Let’s start with how a question usually looks.  Type 1 questions say “What’s better for my rankings, technique x or technique y?”  Type 2 questions say “Will implementing technique x improve my site’s rankings?”  Let’s answer 49.5% of them first, and in this 49.5%, we assume that the technique you choose has little or no effect on the usability and user experience that your site presents.  So you hear the question, you ponder the question, and you don’t know the answer off hand.  What next? Well, put yourself in the shoes of the search engine, and rephrase the question accordingly.  So I know ask myself, is a site that is using technique x more likely to be relevant to this particular query than a site using technique y?  When we adopt this paradigm, many answers spring clearly to the mind.

I’m going to use this approach to argue the “orphan page” theory recently presented by Rand on the SEOmoz blog. (Click here).  I’m acting as the SE, and trying to work out where I should rank a specific page for the terms “foo” and “bar.” As it happens, this page is #1 for “foo,” but doesn’t currently appear in the top 1000 for “bar,” but I’ve just come across some interesting new information.  There seems to have been a sudden influx of links to an orphan page on the same domain as the page I’m ranking, all from “bar” related sites.  Clearly, this orphan page is pretty well related to “bar.”  Now as this “bar” page is on the same domain as the “foo” page I’m ranking, maybe I should rank this “foo” page a little higher for the query “bar.” After all, it’s on the same domain as a highly related page, even if the two don’t link to each other.

But wait a second, I also know that for the vast majority of domains, whoever controls the “foo” page is also in control of the “bar” orphan page.  So if this original “foo” page really is related to “bar,” surely he/she would have placed a link to it from the orphan page?  This would be logical behaviour for a webmaster, as it would be beneficial to his/her users who visit the “bar” page.  They must be interested in “bar,” so why not give them a link to a “bar” related page.  But the webmaster hasn’t.  As such, I can only determine that the incoming links to the “bar” page bear no relation to the relevance of the “foo” page, so I think I’ll leave its ranking for “bar” alone.

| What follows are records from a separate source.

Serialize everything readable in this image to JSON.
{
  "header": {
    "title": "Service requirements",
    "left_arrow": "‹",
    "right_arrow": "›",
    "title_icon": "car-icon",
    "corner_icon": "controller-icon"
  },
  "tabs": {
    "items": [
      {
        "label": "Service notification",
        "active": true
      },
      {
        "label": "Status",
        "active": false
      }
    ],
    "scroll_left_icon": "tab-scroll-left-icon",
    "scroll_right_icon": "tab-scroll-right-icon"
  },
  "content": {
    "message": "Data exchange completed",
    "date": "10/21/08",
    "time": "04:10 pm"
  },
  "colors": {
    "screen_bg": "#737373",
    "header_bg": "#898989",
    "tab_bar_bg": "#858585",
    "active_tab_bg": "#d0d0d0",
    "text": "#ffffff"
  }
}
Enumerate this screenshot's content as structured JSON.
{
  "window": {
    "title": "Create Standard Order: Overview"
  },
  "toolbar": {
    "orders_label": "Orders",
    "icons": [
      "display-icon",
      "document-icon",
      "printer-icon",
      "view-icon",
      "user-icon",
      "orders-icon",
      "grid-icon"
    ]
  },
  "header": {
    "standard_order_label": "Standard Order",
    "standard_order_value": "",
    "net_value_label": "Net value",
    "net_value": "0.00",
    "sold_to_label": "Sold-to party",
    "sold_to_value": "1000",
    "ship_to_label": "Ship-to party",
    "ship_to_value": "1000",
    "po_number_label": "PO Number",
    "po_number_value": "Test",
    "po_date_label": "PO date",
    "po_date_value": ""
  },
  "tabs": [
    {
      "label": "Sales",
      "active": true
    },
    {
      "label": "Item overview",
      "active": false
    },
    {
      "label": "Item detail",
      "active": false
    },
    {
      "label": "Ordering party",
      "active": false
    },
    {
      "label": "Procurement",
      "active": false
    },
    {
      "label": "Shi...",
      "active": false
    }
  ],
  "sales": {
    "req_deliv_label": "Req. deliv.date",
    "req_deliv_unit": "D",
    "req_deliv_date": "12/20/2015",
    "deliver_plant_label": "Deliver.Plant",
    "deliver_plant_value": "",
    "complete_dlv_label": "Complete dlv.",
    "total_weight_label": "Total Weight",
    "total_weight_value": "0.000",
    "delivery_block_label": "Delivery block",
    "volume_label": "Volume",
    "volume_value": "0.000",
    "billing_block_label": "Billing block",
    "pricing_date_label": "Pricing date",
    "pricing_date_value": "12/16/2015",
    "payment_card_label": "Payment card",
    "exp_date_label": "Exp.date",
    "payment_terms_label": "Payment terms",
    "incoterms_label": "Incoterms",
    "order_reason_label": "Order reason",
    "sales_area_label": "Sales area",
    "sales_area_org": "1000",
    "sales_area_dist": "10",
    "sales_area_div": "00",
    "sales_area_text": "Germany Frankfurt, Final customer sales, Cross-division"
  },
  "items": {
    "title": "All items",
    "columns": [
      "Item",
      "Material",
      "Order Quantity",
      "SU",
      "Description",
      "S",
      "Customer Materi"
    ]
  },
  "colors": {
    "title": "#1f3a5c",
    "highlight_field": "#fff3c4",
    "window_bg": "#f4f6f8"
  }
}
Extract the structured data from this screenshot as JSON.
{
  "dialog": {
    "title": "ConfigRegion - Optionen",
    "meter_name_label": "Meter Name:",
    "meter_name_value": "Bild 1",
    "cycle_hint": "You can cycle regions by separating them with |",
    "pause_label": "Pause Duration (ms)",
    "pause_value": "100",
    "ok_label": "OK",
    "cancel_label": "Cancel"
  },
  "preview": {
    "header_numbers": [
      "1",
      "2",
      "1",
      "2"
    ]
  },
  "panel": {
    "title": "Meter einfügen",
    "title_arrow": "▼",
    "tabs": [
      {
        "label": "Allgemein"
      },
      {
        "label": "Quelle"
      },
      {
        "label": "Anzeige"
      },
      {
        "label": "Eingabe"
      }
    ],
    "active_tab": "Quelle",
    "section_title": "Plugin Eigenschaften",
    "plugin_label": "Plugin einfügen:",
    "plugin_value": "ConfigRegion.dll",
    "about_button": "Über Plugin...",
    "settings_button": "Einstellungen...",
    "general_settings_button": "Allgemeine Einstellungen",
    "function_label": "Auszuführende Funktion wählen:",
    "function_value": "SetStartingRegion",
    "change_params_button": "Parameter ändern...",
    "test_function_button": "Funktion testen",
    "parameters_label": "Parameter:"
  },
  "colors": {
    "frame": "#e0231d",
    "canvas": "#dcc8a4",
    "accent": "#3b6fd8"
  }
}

So, hopefully we can now answer 49.5% of SEO questions, just by putting ourselves in the shoes of the search engine, but what if we do this, and our thought processes lead us to believe that there can’t be much difference, or if there is, we can’t work it out.  We can answer these remaining questions just as simply, by changing the question slightly.  We must instead ask, “Will this technique be beneficial to the experience of my users?”  This is neither the place, nor am I sufficiently qualified to give any in depth analysis of usability, but I can offer one simple example. This involves the ordering of words in a page’s title.

Which of these is better?

            1) Bigalreturns’ Hosting Company >> Cheap Reliable Hosting, VPS, Dedicated Servers

            2) Cheap Reliable Hosting, VPS, Dedicated Servers >> Bigalreturns’ Hosting Company

Now, you may be tempted to answer this question as a search engine, and say, those URLs with keywords first are more likely to be relevant, so that is the best SEO tactic, but I would argue against this.  Option 1 provides a far better user experience, however.  The reason for this is simple: when browsing through different hosting packages, I might have several windows/tabs open.  Many of them will adopt technique 2, and I will have to sort through them all to find which one I actually wanted.  However, with approach 1, my (hopefully) memorable name will lead them to be able to immediately identify my site, and come straight back to it.  Now I doubt many will argue this is not better for usability, but several dissenting voices will probably say it’s worse for SEO, but I disagree here as well.  Better user experience leads to happier users leads to increased chance of linking to you leads to better rankings.  In short,

good usability => good rankings.

 
I hope after reading this you can now answer a wide variety of SEO questions, through some crtitical thinking from the search engines' and a user’s point of view.  If you answer every question you ask yourself, or if others ask you with this sort of reasoning, then you won’t go far wrong.